We'll start with Dr. Bills and his family who host what has to be the largest privately funded firework show pretty much anywhere. It is larger and greater and grander than most city firework shows I've seen and yet Dr. Bills does it on his own with the help of his family and volunteers. Let me tell you: it is amazing. There are Revolutionary War re-enactments, complete with red-coats, a fully scripted firework show with history, quotes from our founding fathers, and admonitions to us, as citizens, to participate in the political process. There's patriotic music, a big flaming fireball, and there are fireworks. Lots of them in every style and color. The sky is an amazing display of the love Dr. Bill has for this great nation.
Dr. Bill's firework show is usually on the 3rd of July and then on the 4th the whole city of Lander, Wyoming sounds like a war zone. Fireworks erupt everywhere all day long, but when it gets dark. . . the fun really begins. Pull up a chair and watch. It doesn't matter where. . . there are fireworks going off everywhere until well past midnight and I love every minute of it.

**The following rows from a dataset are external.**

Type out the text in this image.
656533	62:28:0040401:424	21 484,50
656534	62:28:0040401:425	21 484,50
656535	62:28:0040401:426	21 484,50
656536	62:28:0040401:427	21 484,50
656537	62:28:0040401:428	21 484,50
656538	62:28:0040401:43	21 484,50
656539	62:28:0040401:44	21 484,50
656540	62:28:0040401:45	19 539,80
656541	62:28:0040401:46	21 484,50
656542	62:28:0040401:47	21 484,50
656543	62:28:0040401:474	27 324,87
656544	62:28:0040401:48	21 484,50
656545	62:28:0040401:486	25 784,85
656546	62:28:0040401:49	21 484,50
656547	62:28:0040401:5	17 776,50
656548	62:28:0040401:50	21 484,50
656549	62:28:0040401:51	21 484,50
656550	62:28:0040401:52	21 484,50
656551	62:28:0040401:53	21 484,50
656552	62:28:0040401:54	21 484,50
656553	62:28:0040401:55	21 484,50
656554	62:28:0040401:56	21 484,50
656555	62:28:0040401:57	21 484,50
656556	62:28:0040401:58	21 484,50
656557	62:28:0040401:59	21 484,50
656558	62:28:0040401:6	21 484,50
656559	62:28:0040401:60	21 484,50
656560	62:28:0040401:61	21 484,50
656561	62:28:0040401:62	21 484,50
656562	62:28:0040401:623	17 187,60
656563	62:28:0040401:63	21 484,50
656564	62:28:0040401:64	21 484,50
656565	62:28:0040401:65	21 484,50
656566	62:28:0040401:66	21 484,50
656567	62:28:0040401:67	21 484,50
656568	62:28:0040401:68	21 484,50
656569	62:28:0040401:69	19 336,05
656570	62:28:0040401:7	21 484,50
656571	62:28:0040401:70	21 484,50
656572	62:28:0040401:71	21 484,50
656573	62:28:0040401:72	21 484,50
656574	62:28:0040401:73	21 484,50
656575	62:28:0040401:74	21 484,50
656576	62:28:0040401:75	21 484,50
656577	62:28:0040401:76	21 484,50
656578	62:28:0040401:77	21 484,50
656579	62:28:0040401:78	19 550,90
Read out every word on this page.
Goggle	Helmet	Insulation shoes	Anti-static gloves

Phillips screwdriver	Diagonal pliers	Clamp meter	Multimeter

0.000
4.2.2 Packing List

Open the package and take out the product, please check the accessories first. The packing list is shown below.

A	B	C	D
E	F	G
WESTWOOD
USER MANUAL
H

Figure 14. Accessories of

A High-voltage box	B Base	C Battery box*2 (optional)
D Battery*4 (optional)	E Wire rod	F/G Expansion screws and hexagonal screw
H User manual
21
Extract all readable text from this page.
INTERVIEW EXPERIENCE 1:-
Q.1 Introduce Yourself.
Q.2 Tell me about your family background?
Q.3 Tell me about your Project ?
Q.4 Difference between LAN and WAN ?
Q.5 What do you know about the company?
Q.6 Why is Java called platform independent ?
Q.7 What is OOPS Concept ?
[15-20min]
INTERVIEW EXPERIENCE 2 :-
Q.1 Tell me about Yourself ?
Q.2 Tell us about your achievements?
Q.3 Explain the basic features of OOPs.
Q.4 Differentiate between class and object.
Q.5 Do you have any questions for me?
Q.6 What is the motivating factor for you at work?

We only lived in Lander, Wyoming for 2 years, but I loved, loved, loved the 4th of July there. It was unlike the 4th of July anywhere else and is truly a unique experience that I feel blessed to have been able to have.
Unfortunately, this year in Lander, Wyoming will not be the same. Dr. Bills was killed tragically in a plane crash just a few months after we moved away. His family was planning their annual firework show without him. They were planning on using the same script as last year's show -- one that had his voice as the narrator. I'm sure thousands of hours had been put into preparations and then, like so many other places this hot, dry summer, a fireworks ban had been put in place in Lander, Wyoming. I'm sure the town is in mourning in more ways than one. The 4th of July will not be the same.
Still, how blessed we are to live in this nation. How I love my country, even without fireworks there is so much to celebrate.
On a side note: my hometown lost one of their own in Afghanistan yesterday. My thoughts are with the Moosman family at this time.